China’s Theatrical Revolution and the Most Consequential Scandal in Theatre History

Date

Tuesday January 9, 2024
11:30 am - 12:30 pm

In 1961, a play by the historian Wu Han, about an episode in the life of Hai Rui, an official who lived in the sixteenth century Ming Dynasty, was produced in Beijing. The play was said to be a thinly disguised attack on Chairman Mao Zedong. The furor ignited by these rumours led not only to the closure of the production and the punishment of the author and leading actor, but to a full decade of terror causing the deaths of an estimated 20 million people and the ruination of many millions of other lives, events from which China has yet to recover. That has been the most widely accepted account of the matter in both China and the West for over fifty years. This is rightly regarded as the most infamous episode in theatre history and is plainly not redeemed by the way it also led to the creation of a new theatrical genre. But is it possible that the initial accusations against Wu Han’s play had been entirely concocted for malicious reasons? An apt story for our own age of conspiracy theories and mob retribution.

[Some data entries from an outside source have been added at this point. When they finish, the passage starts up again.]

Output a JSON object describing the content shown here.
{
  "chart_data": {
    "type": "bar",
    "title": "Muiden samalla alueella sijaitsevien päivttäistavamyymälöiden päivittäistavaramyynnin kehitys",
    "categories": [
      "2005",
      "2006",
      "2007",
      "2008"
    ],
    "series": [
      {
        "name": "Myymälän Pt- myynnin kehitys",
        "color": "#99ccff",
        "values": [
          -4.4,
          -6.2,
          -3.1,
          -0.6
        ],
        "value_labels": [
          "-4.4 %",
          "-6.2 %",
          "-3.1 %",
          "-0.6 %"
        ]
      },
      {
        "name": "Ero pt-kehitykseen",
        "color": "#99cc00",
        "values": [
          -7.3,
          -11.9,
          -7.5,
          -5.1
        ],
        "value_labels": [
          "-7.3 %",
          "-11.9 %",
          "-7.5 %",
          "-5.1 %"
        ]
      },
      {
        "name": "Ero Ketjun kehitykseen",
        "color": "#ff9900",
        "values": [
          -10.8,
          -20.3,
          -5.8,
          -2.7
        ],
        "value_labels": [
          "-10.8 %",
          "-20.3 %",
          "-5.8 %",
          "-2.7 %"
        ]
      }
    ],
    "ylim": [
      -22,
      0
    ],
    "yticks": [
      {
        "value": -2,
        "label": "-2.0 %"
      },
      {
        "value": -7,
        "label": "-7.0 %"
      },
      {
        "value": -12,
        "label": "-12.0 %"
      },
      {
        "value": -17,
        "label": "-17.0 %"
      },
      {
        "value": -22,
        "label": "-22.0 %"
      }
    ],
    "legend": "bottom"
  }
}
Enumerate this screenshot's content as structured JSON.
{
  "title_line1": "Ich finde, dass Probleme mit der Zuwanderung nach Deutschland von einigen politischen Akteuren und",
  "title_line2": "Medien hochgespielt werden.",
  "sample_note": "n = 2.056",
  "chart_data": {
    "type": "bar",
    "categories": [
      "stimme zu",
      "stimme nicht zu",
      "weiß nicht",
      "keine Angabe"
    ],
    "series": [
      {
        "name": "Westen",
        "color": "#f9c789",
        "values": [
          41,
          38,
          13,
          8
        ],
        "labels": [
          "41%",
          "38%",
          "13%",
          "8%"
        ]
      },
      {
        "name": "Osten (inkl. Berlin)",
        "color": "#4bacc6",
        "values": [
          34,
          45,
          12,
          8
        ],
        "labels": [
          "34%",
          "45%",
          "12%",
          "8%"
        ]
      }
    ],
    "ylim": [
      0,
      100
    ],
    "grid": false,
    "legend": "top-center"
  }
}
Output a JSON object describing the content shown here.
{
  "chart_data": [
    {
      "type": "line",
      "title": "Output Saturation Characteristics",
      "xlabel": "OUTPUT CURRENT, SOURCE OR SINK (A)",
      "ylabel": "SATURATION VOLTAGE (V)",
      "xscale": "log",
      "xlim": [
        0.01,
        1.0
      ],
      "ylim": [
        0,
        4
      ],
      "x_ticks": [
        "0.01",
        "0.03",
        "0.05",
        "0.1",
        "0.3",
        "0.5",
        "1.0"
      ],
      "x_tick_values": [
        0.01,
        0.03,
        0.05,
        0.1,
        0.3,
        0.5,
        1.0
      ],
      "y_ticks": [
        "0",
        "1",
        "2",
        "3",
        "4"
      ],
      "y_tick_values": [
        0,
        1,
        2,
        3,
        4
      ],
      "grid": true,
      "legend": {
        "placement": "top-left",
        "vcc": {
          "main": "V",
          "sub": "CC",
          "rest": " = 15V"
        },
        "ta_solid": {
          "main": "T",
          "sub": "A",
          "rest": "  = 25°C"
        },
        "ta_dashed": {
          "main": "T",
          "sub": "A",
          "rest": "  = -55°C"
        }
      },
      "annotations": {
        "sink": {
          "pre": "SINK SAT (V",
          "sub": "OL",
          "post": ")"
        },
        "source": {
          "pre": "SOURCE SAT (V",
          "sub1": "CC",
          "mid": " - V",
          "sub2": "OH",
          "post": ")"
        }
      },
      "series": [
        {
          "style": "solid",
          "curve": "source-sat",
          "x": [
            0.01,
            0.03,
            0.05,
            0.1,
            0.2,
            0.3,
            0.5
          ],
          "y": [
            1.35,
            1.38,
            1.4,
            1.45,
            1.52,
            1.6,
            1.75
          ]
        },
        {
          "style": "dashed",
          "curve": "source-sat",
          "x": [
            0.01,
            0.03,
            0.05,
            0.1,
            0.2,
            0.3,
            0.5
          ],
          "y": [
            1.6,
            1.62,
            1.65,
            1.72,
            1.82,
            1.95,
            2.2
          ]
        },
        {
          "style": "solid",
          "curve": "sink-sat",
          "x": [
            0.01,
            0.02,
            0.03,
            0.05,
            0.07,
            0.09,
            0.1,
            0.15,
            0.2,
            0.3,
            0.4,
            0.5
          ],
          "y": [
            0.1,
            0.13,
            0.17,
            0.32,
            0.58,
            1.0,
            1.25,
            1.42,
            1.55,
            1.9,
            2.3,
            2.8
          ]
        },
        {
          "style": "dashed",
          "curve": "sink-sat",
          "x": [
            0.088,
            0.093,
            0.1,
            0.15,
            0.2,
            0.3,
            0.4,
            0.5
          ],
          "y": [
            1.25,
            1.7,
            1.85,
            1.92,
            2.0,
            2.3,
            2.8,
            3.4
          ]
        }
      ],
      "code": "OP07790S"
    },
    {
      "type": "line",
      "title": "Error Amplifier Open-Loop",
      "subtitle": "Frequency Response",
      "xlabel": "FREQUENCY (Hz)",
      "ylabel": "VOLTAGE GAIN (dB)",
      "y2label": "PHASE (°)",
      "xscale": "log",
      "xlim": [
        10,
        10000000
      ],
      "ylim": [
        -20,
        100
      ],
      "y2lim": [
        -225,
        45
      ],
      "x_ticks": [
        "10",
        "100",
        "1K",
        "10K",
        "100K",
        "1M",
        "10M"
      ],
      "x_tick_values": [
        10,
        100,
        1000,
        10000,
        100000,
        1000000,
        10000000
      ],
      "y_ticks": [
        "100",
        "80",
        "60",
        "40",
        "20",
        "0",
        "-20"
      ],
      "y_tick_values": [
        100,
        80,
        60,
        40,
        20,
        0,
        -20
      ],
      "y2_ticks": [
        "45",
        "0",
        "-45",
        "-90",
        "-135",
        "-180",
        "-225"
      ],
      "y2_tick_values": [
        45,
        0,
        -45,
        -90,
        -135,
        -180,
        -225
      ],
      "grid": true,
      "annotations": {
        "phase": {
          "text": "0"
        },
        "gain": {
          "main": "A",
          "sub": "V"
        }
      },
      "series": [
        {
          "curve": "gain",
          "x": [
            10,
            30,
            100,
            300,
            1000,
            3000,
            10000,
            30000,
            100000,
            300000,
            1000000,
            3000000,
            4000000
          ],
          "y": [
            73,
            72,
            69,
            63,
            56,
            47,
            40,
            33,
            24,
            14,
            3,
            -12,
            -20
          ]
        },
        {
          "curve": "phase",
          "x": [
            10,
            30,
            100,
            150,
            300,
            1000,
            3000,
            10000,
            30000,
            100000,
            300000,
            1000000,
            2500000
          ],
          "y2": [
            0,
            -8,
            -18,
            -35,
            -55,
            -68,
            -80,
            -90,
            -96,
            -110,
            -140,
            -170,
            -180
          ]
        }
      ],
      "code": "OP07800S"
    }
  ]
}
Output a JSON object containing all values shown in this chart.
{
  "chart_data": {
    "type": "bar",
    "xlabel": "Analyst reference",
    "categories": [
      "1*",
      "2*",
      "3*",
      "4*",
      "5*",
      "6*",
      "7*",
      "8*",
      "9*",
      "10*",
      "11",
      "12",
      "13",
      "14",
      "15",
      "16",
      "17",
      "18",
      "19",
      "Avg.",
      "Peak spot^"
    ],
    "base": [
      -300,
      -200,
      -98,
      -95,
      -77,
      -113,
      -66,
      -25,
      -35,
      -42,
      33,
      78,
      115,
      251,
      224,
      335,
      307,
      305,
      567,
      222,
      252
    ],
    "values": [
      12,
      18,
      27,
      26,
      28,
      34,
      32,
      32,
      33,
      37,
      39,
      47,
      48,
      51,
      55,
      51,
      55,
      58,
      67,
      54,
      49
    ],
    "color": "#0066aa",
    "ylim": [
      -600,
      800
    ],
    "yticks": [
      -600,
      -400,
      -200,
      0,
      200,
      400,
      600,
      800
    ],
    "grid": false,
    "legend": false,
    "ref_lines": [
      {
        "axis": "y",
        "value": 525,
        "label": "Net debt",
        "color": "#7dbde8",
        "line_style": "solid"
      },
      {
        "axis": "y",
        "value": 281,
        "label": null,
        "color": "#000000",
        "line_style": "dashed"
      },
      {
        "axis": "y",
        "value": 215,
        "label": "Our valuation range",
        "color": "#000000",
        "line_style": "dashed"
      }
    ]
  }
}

Craig Walker is Professor of Drama and was the inaugural Director of the DAN School of Drama and Music until 2022.  He holds an M.A. in English and a Ph.D. in Drama from the University of Toronto and is a Fellow of the Royal Society of Canada.  His academic publications include The Buried Astrolabe: Canadian Dramatic Imagination and Western Tradition, The Broadview Anthology of Drama and the Broadview Press edition of Shakespeare’s King Lear. He has also worked extensively in the Canadian theatre as a director and actor.  His writing for the stage includes These Deeds, Chantecler: A Musical, Finnegans Wake: A Dream Play, based on the novel by James Joyce, and, in collaboration with composer John Burge, One Last Night with Mata Hari.